For the second case, after the "spurious" SSH, it could still recognize that the repositories are the same by the duplicated annex uuid, which currently shows up in map.dot twice. I wonder what it would take to avoid the spurious SSH -- maybe some config that lists "alternate" URLs that should be considered the same as the current repository? Or actually list URLs in uuid.log? Fortunately, I think this only affects the map, so it's not a big problem.

Hmm, I don't see the spurious ssh edge in the dot file -- that is, I don't see any ssh:// uris in it?
Comment by http://joey.kitenet.net/ Sat Oct 22 01:18:27 2011

I think that's because the SSH was successful (I entered the password and let it connect), so it got the UUID and put that in the .dot instead.
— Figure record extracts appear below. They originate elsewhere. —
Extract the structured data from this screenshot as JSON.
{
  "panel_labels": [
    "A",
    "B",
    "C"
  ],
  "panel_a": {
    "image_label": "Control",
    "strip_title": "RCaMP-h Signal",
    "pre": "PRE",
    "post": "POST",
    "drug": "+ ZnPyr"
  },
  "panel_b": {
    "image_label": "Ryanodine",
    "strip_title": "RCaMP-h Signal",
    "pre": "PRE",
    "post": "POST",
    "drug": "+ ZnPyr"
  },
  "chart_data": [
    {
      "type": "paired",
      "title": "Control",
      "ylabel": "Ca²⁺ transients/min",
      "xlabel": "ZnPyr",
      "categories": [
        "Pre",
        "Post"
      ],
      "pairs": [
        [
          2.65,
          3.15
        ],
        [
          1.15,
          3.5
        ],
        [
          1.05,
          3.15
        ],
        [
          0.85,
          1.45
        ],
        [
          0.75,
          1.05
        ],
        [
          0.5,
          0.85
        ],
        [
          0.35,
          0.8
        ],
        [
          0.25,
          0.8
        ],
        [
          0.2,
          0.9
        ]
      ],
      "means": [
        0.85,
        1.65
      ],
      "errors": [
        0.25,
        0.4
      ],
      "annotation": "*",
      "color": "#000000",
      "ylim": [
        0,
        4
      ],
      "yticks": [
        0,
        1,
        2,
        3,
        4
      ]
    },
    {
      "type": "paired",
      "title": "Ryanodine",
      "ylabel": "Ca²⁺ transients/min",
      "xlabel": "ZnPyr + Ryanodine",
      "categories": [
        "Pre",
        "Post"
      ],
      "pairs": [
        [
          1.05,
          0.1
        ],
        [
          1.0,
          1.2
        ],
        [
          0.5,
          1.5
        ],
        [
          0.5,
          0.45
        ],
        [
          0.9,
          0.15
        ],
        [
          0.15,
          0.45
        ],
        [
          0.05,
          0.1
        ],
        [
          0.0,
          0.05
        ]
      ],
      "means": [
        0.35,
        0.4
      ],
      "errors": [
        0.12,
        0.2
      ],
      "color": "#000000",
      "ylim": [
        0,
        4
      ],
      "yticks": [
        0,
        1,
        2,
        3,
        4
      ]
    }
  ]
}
The same UUID (for psychosis) then ended up in two different "subgraph" stanzas, and Graphviz just plotted them together as one node.

Maybe this will clarify:

On psychosis, run "git annex map" and press ^C at the ssh password prompt: map-nossh.dot Map

On psychosis, run "git annex map" and type the correct password: map-goodssh.dot Map

As I see it:

  • psychosis ("localhost") connects to each of its remotes
  • some of them point back to ssh://psychosis
  • psychosis doesn't know that ssh://psychosis is itself, so it tries to connect
  • if successful:
    • psychosis gets put twice in the .dot as if it was two different hosts, one "local" and one "ssh://psychosis"
    • graphviz recognizes it as the same node because the UUID is the same, but graphviz still draws the extra connecting lines
  • if unsuccessful:
    • ssh://psychosis is shown as an additional host that can't be reached
Comments on this page are closed.